L'IRM surveille le volcan Bardarbunga

En cas d'éruption volcanique, le Bureau du Temps de l’IRM surveille la propagation du panache de poussières volcaniques. Les cendres et/ou le dioxyde de soufre projetés par un volcan ont des propriétés radiatives qui se distinguent de celles des nuages (constitués de gouttelettes d'eau et de cristaux de glace) et peuvent donc, dans certaines conditions, être repérables sur des images satellites. Ces images combinent différents canaux de longueurs d'onde dans l'infra-rouge, et sont analysées par les météorologues pour déceler les rejets volcaniques.

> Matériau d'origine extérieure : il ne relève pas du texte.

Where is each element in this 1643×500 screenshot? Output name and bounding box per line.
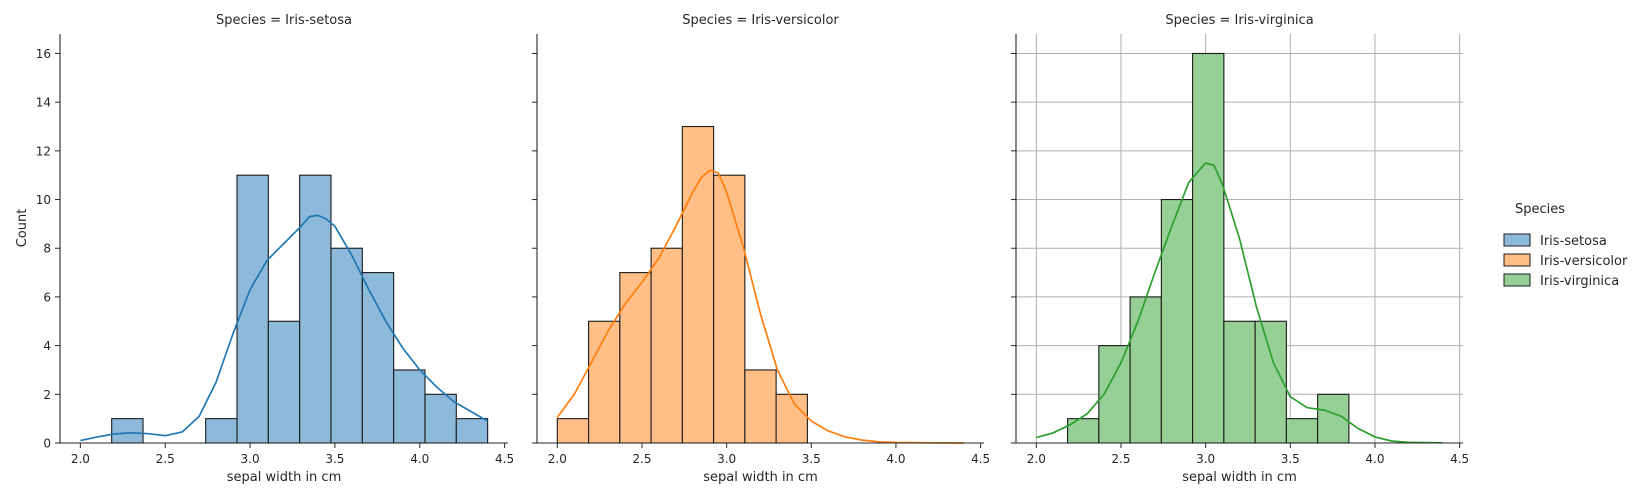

L'évolution d'un panache de cendres volcaniques est conditionnée par la situation météorologique. Les composés émis par un volcan sont en effet poussés par les courants atmosphériques dont la vitesse et la direction varient généralement en fonction de l'altitude et changent aussi au cours du temps. La prévision de la propagation du panache volcanique est élaborée en utilisant un algorithme de dispersion, couplé à un modèle numérique de prévisions (simulation mathématique de l'atmosphère). Les météorologues peuvent donc ainsi estimer, à tout moment, la direction de propagation du nuage de poussières.

 

Si celui-ci atteint nos régions, il peut être détecté par les LIDAR (Light Detection And Ranging)  : il s'agit d'un dispositif de mesure sondant l'atmosphère verticalement à l'aide d'un faisceau lumineux, et permettant d'obtenir le profil de concentration des particules (aérosols, etc.) sur base du rayonnement renvoyé par ces dernières. Cet appareil peut, par exemple, détecter le sable provenant des déserts et parfois transportés vers nos contrées par les courants d'altitude. Il peut donc aussi être exploité pour déceler des cendres volcaniques.

 

Par ailleurs, en cas d'éruption confirmée, les météorologues de l'IRM prennent part à une téléconférence internationale organisée quotidiennement par le VAAC (Volcanic Ash Advisory Center) de Londres qui a pour but de permettre l'échange d'informations sur la situation entre les experts.

 

Si le volcan islandais Bardarbunga devait entrer en éruption et laisser s’échapper un panache de cendres volcaniques (comme ce fut le cas en 2010 avec le volcan Eyjafjallajökull , l’IRM serait donc prêt à collaborer immédiatement au suivi des procédures de sécurité internationales d'un point de vue météorologique et propagation du panache de cendres.

 

Carte de l'emplacement des volcans islandais. Le Bardarbunga se trouve actuellement en alerte orange.